Конечно, в настоящий момент я смирился с тем, что мир неоднозначен, что на моей совести есть пятно, которое я пытаюсь хоть немного обелить, оказывая детям в моей школе социальную и психологическую помощь. В силу особенностей своей судьбы я легко нахожу тех, кого запугивают. Они чем-то похожи на меня в подростковом возрасте. Когда все заканчивается хорошо, я чувствую, как моя вечная вина на время перестает высасывать из меня жизнь. Как в «Молчании ягнят», знаете ли. Но я запретил себе забывать об этом, хотя в наше время муки совести не в моде.

– Ясно, – сказал Ансгар. – Меня окружают самоубийцы. Вряд ли я имею право судить ваше… твое прошлое, Сальвадор. Возможно, я и сам поступил бы похожим образом.

– Ты, Ансгар, вряд ли, – возразил Сальвадор. – Ты упрям как черт.

– Ерунда, Валя.
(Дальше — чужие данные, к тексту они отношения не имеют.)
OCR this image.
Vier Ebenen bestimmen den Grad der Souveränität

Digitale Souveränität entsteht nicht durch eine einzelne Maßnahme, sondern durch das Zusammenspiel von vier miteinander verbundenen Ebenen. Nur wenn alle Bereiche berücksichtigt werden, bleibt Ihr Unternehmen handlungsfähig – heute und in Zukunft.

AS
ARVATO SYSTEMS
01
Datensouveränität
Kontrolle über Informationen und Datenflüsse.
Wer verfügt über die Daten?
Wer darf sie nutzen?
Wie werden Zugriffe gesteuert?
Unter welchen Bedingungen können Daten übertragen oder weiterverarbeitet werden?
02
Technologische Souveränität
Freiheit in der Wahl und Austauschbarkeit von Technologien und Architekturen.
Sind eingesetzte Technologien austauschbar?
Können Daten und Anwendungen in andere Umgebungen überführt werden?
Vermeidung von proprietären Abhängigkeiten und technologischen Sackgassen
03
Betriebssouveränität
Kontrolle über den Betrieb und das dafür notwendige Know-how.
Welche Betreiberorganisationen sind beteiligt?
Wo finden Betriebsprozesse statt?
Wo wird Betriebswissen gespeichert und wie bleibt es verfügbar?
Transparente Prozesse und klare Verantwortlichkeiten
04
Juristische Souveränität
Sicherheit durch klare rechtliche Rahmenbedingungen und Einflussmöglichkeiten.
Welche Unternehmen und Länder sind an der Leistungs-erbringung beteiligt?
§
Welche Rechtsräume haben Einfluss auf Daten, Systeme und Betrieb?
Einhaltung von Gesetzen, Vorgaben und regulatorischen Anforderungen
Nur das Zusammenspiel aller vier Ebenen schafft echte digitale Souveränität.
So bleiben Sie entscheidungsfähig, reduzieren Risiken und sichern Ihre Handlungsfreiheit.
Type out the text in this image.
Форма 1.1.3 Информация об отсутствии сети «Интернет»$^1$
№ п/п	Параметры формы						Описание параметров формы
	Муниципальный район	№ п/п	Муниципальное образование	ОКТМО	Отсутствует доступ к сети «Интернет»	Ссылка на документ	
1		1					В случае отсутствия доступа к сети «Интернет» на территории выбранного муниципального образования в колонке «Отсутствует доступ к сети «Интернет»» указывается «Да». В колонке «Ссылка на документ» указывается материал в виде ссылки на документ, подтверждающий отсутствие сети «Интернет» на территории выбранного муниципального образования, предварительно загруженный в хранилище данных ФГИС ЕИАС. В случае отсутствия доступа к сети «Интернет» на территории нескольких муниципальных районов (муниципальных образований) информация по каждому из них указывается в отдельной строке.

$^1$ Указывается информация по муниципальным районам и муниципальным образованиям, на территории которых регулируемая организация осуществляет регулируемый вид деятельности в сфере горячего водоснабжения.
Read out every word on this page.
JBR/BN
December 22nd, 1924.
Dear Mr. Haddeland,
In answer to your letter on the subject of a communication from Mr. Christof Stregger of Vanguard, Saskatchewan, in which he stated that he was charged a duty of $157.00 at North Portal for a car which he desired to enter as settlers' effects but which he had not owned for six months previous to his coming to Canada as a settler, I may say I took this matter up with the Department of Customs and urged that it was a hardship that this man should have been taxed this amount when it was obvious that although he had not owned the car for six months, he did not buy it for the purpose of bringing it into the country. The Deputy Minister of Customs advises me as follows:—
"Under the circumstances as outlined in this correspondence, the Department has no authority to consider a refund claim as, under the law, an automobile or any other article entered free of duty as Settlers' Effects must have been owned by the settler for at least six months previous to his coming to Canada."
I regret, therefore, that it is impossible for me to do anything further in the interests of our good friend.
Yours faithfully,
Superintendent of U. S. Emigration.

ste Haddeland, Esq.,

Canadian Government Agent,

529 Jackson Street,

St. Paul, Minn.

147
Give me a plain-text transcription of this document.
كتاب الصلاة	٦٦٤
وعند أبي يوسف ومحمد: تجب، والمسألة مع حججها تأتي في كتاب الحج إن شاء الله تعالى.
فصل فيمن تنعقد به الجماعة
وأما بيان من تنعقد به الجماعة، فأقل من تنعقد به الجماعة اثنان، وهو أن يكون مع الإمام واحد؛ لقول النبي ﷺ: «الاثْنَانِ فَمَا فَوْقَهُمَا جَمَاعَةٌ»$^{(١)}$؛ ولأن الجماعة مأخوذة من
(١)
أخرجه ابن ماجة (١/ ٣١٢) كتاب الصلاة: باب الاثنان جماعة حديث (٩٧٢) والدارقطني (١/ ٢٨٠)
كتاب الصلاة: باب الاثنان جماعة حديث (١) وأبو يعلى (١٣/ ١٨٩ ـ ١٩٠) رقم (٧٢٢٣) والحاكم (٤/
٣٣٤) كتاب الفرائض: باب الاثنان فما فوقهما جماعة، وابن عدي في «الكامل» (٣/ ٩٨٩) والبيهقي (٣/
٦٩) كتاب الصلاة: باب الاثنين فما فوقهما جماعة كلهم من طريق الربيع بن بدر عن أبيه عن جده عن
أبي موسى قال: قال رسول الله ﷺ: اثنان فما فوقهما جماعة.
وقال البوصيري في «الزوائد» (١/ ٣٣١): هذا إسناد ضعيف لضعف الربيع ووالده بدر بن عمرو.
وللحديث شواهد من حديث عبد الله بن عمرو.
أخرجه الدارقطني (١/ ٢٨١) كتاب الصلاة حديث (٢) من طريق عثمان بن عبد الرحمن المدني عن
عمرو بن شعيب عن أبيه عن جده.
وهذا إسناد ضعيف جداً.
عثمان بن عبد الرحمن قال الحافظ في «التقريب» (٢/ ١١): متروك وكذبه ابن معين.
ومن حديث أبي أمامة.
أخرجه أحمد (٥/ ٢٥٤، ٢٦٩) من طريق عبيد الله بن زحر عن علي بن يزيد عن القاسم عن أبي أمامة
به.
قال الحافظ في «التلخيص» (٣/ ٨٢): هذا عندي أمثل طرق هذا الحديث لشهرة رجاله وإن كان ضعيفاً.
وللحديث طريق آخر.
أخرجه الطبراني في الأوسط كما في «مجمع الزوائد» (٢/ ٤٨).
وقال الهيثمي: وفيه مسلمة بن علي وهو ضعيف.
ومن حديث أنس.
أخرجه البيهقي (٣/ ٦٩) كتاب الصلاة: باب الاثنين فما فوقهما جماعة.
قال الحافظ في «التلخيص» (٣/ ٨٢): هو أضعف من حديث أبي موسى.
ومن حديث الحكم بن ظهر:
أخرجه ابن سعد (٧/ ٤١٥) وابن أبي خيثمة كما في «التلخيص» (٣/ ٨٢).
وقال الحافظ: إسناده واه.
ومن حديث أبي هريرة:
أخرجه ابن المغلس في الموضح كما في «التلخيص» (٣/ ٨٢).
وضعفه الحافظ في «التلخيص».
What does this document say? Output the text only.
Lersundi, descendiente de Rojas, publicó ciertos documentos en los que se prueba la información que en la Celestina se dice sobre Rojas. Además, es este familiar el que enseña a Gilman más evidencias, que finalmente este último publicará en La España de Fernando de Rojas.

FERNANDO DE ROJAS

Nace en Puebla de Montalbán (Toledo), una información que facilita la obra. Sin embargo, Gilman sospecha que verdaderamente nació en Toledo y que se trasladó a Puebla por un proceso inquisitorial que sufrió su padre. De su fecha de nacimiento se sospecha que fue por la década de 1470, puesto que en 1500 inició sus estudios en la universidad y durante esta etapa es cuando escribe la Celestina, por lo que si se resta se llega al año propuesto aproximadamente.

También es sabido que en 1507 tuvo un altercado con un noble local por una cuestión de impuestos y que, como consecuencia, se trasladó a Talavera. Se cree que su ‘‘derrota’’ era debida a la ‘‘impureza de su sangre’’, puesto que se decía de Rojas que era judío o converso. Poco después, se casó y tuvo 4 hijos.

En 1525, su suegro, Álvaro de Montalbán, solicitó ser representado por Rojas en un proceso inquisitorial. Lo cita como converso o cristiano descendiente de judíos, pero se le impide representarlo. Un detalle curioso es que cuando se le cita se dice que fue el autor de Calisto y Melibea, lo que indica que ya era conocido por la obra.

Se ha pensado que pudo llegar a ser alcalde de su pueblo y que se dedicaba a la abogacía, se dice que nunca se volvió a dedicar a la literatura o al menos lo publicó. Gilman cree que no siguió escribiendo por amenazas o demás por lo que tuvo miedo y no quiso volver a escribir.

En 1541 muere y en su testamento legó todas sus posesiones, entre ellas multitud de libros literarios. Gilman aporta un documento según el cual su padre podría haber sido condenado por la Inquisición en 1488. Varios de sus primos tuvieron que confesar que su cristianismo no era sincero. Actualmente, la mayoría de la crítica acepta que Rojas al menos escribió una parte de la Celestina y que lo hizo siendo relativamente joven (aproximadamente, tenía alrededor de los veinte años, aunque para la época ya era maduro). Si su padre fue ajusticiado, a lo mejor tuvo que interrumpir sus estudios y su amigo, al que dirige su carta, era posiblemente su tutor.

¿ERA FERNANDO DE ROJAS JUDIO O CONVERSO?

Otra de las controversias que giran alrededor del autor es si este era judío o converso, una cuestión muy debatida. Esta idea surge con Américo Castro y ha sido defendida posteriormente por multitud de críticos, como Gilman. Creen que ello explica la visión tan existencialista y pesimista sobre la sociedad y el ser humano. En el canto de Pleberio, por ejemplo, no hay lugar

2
Меня никогда не пытались ломать всерьез.

– Ой ли?

– Ну да.

Сальвадор не стал спорить, несмотря на свою уверенность в том, что будь на его месте Ансгар – все узнали бы правду сразу же. Он так же считал, что Маньяк с Турком в случае с Мерцем не стали бы и пытаться действовать путем угроз и насилия. Во всяком случае, Сальвадор не мог себе такого представить. С кем угодно, только не с ним. Было в некроманте нечто, лишающее этот процесс удовольствия.

– А теперь я расскажу о том, что случилось на днях, – продолжил Сальвадор, явно намеренный выговориться полностью, досуха.

*

Некогда, говоря об отсутствии у себя личной жизни, Сальвадор немного лукавил. Была у него личная жизнь. Только вот он не очень хорошо знал, что за персона, помимо него самого, принимает в ней участие. Он даже долго не понимал, какого она пола. Он называл ее «Призраком».

Началось все со странного письма, подложенного под дверь. Мол, выключайте, пожалуйста, свет в подъезде, когда приходите позже полуночи, а то лампочка зря горит. Вы ведь такой замечательный человек и так всем нравитесь.

Сальвадор стал выключать. Однажды за лампочку заткнули еще одно письмо – длинное, написанное мелким почерком. Мол, вижу вас каждый день, можно к вам прийти. Но так, чтобы вы видели моего лица. Это важно.

Сальвадор был так заинтригован, что согласился.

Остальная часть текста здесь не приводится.